Two buses driving along a busy highway in central Nairobi were wracked by explosions on Sunday. The incidents followed four deaths on Saturday during a grenade attack at a bus stop in Mombasa (pictured), Kenya's port hub and second-largest city.

Footage on Kenyan television showed a large red passenger bus with a large hole ripped out of its side, and a green bus with its roof and sided buckled by an explosion, about 1 kilometer (0.6 miles) away.

Kenya's Disaster Operation Center said the bombings had killed two passengers and wounded 62, with 20 of them in critical condition -- mostly women and children.

Both buses nearly full

The Nation newspaper said the 45-seater vehicles were almost full when the blasts occurred.

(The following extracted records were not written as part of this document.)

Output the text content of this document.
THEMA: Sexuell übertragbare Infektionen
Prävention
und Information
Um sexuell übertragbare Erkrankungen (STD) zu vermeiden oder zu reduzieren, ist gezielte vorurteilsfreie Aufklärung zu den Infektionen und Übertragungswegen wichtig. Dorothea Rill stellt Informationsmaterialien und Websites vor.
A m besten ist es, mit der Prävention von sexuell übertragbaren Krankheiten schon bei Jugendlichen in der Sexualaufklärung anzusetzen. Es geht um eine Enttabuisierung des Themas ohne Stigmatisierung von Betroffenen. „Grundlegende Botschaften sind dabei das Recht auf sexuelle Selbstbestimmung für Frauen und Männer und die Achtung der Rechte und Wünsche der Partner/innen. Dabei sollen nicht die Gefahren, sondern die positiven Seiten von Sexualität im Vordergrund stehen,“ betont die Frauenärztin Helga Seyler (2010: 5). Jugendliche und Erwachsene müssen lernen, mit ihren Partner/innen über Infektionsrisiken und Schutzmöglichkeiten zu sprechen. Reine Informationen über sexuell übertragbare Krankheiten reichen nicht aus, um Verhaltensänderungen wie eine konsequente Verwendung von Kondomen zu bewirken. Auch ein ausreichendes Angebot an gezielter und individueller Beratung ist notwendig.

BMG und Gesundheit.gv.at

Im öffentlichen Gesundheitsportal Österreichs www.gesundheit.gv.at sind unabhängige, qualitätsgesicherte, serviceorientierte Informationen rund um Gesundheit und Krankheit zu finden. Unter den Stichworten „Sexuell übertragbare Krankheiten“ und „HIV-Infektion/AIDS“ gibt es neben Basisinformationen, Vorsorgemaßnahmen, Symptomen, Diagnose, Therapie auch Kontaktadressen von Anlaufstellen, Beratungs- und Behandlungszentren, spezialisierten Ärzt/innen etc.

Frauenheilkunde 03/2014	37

Kenyan media said bombs had either been planted on the vehicles or grenades had been thrown at the buses driving along the Thika Highway, eight kilometers (five miles) from Nairobi's city center.

There was no immediate claim of responsibility. After Saturday's bombings in Mombasa, Kenyan President Uhuru Kenyatta had blamed "terrorists."

"The terrorists would like a war of religion, bringing to an end our history of tolerance. This country will not allow it," Kenyatta said.

Controversial crackdown

Kenya has experienced a series of attacks since it sent troops to Somalia in 2011 to fight the al-Qaeda-linked militant group al-Shabab.

Last year, it claimed responsibility for a September attack on a Nairobi shopping mall, which left at least 67 people dead. Last month, a car bomb exploded outside a Nairobi police station, killing four people.

In recent months, Kenyan security forces have staged a controversial series of arrests, ostensibly aimed at Islamists linked to al-Shabab.

Human rights groups have heavily criticized the Kenyan crackdown, saying police had indiscriminately targeted people of Somali origin instead of criminals. Radical Islamist leaders have also been gunned down.

Kenyan troops are still posted in southern Somalia as part of an African Union force supporting a fragile internationally backed government in Mogadishu.

Mombasa tense

In Mombasa on Saturday evening, a grenade was thrown into a crowd at a bus stop, killing four people and wounding 15 other bystanders. A second blast occurred at an upscale hotel but did not result in casualties.

Bomb alerts prompted police to blow up a suspect bag at a church. Residents said security had been tight in Mombasa before Sunday church services.